Comment by donatj
2 years ago
My work sent me to a Hadoop workshop in 2016 where in the introduction the instructor said Hadoop would replace the traditional RDBMS within five years. We went on to build a system to search the full text of Shakespeare for word instances that took a solid minute to scan maybe 100k of text. An RDBMS with decent indexes could have done that work instantly; hell, awk | grep | sort | uniq -c could have done that work instantly.
It’s been 8 years and I think RDBMS is stronger than ever?
Colored the entire course with a “yeah right”. Frankly is Hadoop still popular? Sure, it’s still around but I don’t hear much about it anymore. Never ended up using it professionally, I do most of my heavy data processing in Go and it works great.
Hadoop has largely been replaced by Spark which eliminates a lot of the inefficiencies from Hadoop. HDFS is still reasonably popular, but in your use case, running locally would still be much better.

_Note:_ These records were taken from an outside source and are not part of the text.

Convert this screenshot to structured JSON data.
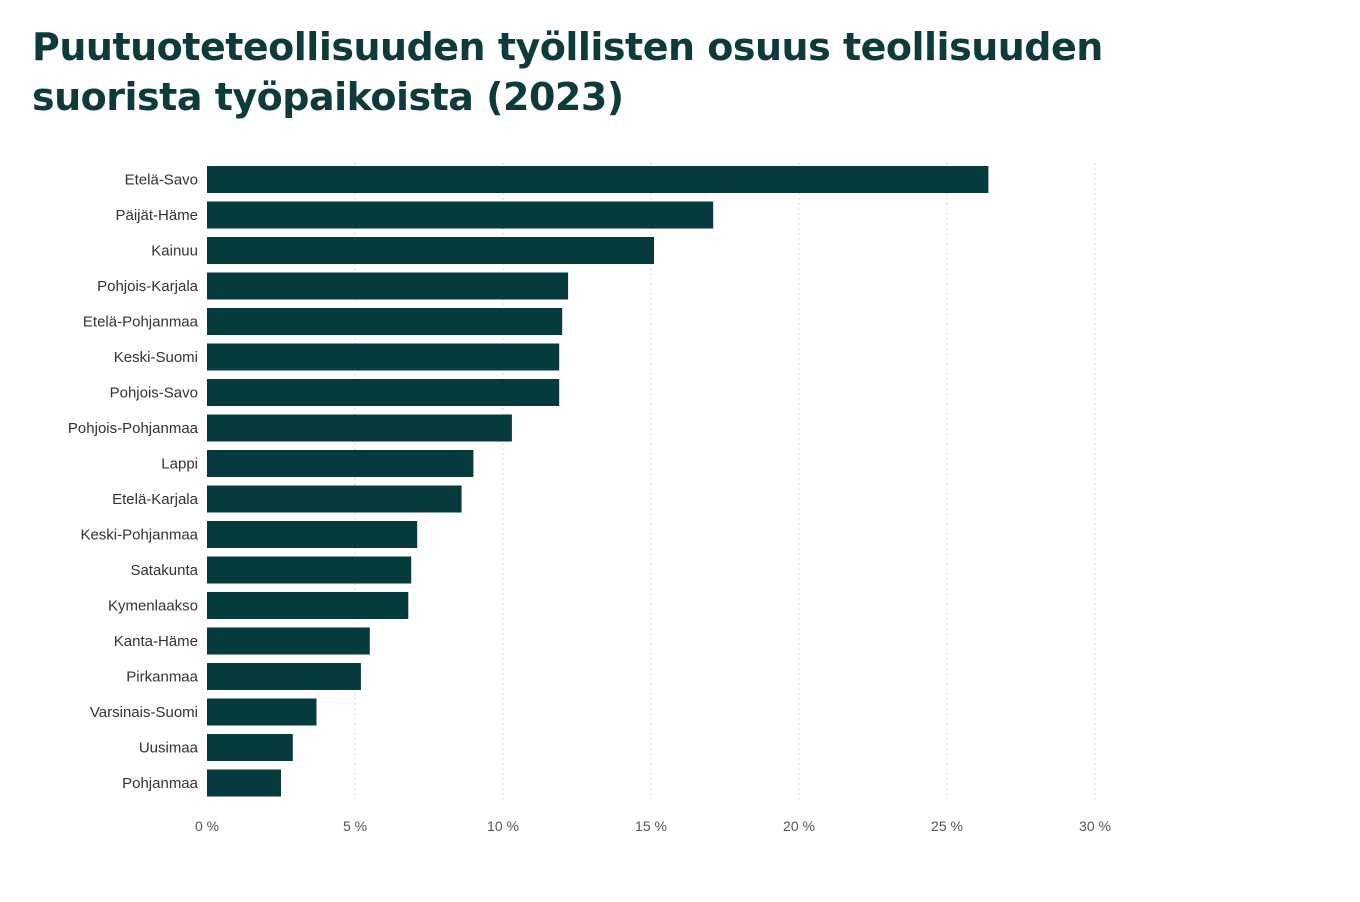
{
  "chart_data": {
    "type": "bar",
    "orientation": "horizontal",
    "title": "Puutuoteteollisuuden työllisten osuus teollisuuden suorista työpaikoista (2023)",
    "xlabel": "",
    "ylabel": "",
    "categories": [
      "Etelä-Savo",
      "Päijät-Häme",
      "Kainuu",
      "Pohjois-Karjala",
      "Etelä-Pohjanmaa",
      "Keski-Suomi",
      "Pohjois-Savo",
      "Pohjois-Pohjanmaa",
      "Lappi",
      "Etelä-Karjala",
      "Keski-Pohjanmaa",
      "Satakunta",
      "Kymenlaakso",
      "Kanta-Häme",
      "Pirkanmaa",
      "Varsinais-Suomi",
      "Uusimaa",
      "Pohjanmaa"
    ],
    "values": [
      26.4,
      17.1,
      15.1,
      12.2,
      12.0,
      11.9,
      11.9,
      10.3,
      9.0,
      8.6,
      7.1,
      6.9,
      6.8,
      5.5,
      5.2,
      3.7,
      2.9,
      2.5
    ],
    "unit": "%",
    "xlim": [
      0,
      30
    ],
    "xticks": [
      0,
      5,
      10,
      15,
      20,
      25,
      30
    ],
    "xtick_labels": [
      "0 %",
      "5 %",
      "10 %",
      "15 %",
      "20 %",
      "25 %",
      "30 %"
    ],
    "grid": "vertical dashed",
    "legend": "none",
    "colors": {
      "bar": "#063a3c",
      "title": "#0d3b3c",
      "grid": "#d9d9d9"
    }
  }
}
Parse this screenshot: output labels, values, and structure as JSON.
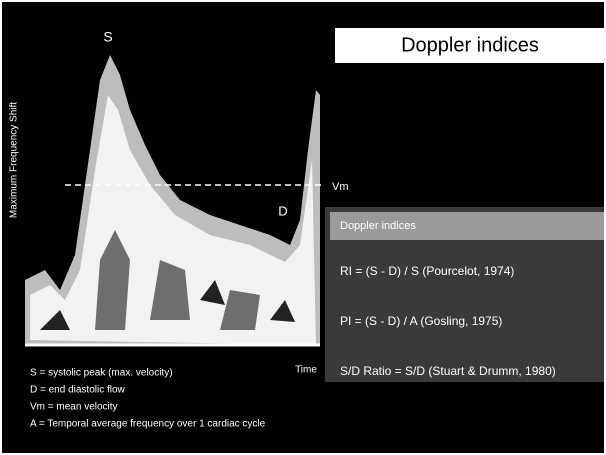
{
  "labels": {
    "peak": "S",
    "diastolic": "D",
    "mean": "Vm",
    "y_axis": "Maximum Frequency Shift",
    "x_axis": "Time"
  },
  "title": "Doppler indices",
  "panel": {
    "header": "Doppler indices",
    "rows": [
      "RI = (S - D) / S (Pourcelot, 1974)",
      "PI = (S - D) / A (Gosling, 1975)",
      "S/D Ratio = S/D (Stuart & Drumm, 1980)"
    ]
  },
  "legend": [
    "S = systolic peak (max. velocity)",
    "D = end diastolic flow",
    "Vm = mean velocity",
    "A = Temporal average frequency over 1 cardiac cycle"
  ]
}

Spark is still pretty non performant.
If the workload fits in memory and a single machine, DuckDb is so much more lightweight and faster.
My current task at my day job is analyzing a large amount of data stored in a Spark cluster. I'd say, so far, 80% of the job has been extracting data from the cluster so that I can work with it interactively with DuckDB.
This data is all read-only, I suspect a set of PostgreSQL servers would perform much better.
3 replies →
In terms of the actual performance? Sure. In terms of the overhead, the mental model shift, the library changes, the version churn and problems with scala/spark libraries, the black box debugging, no, still really inefficient.
Most of the companies I have worked with that actively have spark deployed are using it on queries with less than 1TB of data at a time and boy howdy does it make no sense.
I haven't really encountered most of the problems you mentioned, but I agree it can certainly be inefficient in terms of runtime. That said, I think if you're already using HDFS for data storage, being able to easily bolt on Spark does make for nice ease of use.